Which is a roundabout way of explaining why I found this week’s poem, with its heady and yet unoppressive warmth, so appealing.

Naomi at Consumed by Ink has more than once recommended to me the poetry of George Elliott Clarke, who is currently serving as Canadian Parliamentary Poet Laureate, and while I despair at finding one of his collection at a bookstore near me (the poetry section at the bookstore closest to my house is anemic when it comes to Americans, let alone anyone else), I did find a few of his poems online.

This week I’m reading “Discourse on Pure Virtue.” It’s a response, in a way, to Marlowe’s “The Passionate Shepherd to His Love”; in Mr. Clarke’s poem, “All these pleasures will we prove” immediately recalls the famous “Come live with me and be my love / and we will all the pleasures prove” of Marlowe’s. However,  this is not a direct reply, as is Ralegh’s “The Nymph’s Reply to the Shepherd” (you can read both of these poems here); instead, it’s more of a response, or a riff.

Marlowe’s poem is a seduction, wherein the speaker tries to woo the nymph with promises of pastoral pleasures. In “Discourse on Pure Virtue,” it is the speaker who is seduced by the beauty of “The brown girl, golden, sable-eyed.” Just look at all the words used to describe her and her features: exuberant, august, individualized, warm, light-dark. She’s “flowering yellow hibiscus”; her smile shows her “warm, sun-dyed, terracotta lips”; her sari is “lushly brocaded gold silk.”

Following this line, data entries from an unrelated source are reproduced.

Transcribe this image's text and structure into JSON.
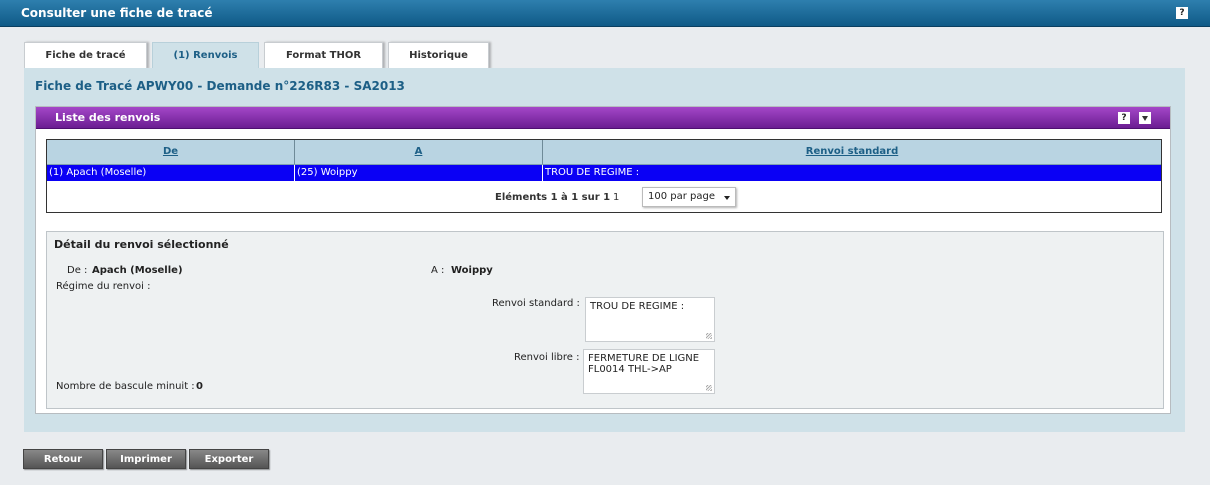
{
  "window": {
    "title": "Consulter une fiche de tracé",
    "help": "?"
  },
  "tabs": [
    {
      "label": "Fiche de tracé"
    },
    {
      "label": "(1) Renvois"
    },
    {
      "label": "Format THOR"
    },
    {
      "label": "Historique"
    }
  ],
  "panel": {
    "title": "Fiche de Tracé APWY00 - Demande n°226R83 - SA2013"
  },
  "section": {
    "title": "Liste des renvois",
    "help": "?"
  },
  "table": {
    "headers": [
      "De",
      "A",
      "Renvoi standard"
    ],
    "rows": [
      [
        "(1) Apach (Moselle)",
        "(25) Woippy",
        "TROU DE REGIME :"
      ]
    ]
  },
  "pager": {
    "count_text": "Eléments 1 à 1 sur 1",
    "page": "1",
    "per_page": "100 par page"
  },
  "detail": {
    "title": "Détail du renvoi sélectionné",
    "de_label": "De :",
    "de_value": "Apach (Moselle)",
    "a_label": "A :",
    "a_value": "Woippy",
    "regime_label": "Régime du renvoi :",
    "renvoi_standard_label": "Renvoi standard :",
    "renvoi_standard_value": "TROU DE REGIME :",
    "renvoi_libre_label": "Renvoi libre :",
    "renvoi_libre_line1": "FERMETURE DE LIGNE",
    "renvoi_libre_line2": "FL0014 THL->AP",
    "bascule_label": "Nombre de bascule minuit :",
    "bascule_value": "0"
  },
  "buttons": {
    "back": "Retour",
    "print": "Imprimer",
    "export": "Exporter"
  },
  "colors": {
    "titlebar": "#0f5a87",
    "section_bar": "#7a2aa3",
    "selected_row": "#0a00f5",
    "panel_bg": "#cfe1e8"
  }
}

I love the way the poem luxuriates in these radiant details; it’s a summoning of “virtue” completely antithetical to the way I think of the word visually (Pilgrim portraits, conduct books, grim New England winters). Similarly, “discourse” in the title suggests a certain Enlightenment-era orderly recitation of facts in service to an argument. Instead the poet gives us boundless joy.

What do you think of the poem? And what other poems are you reading this week?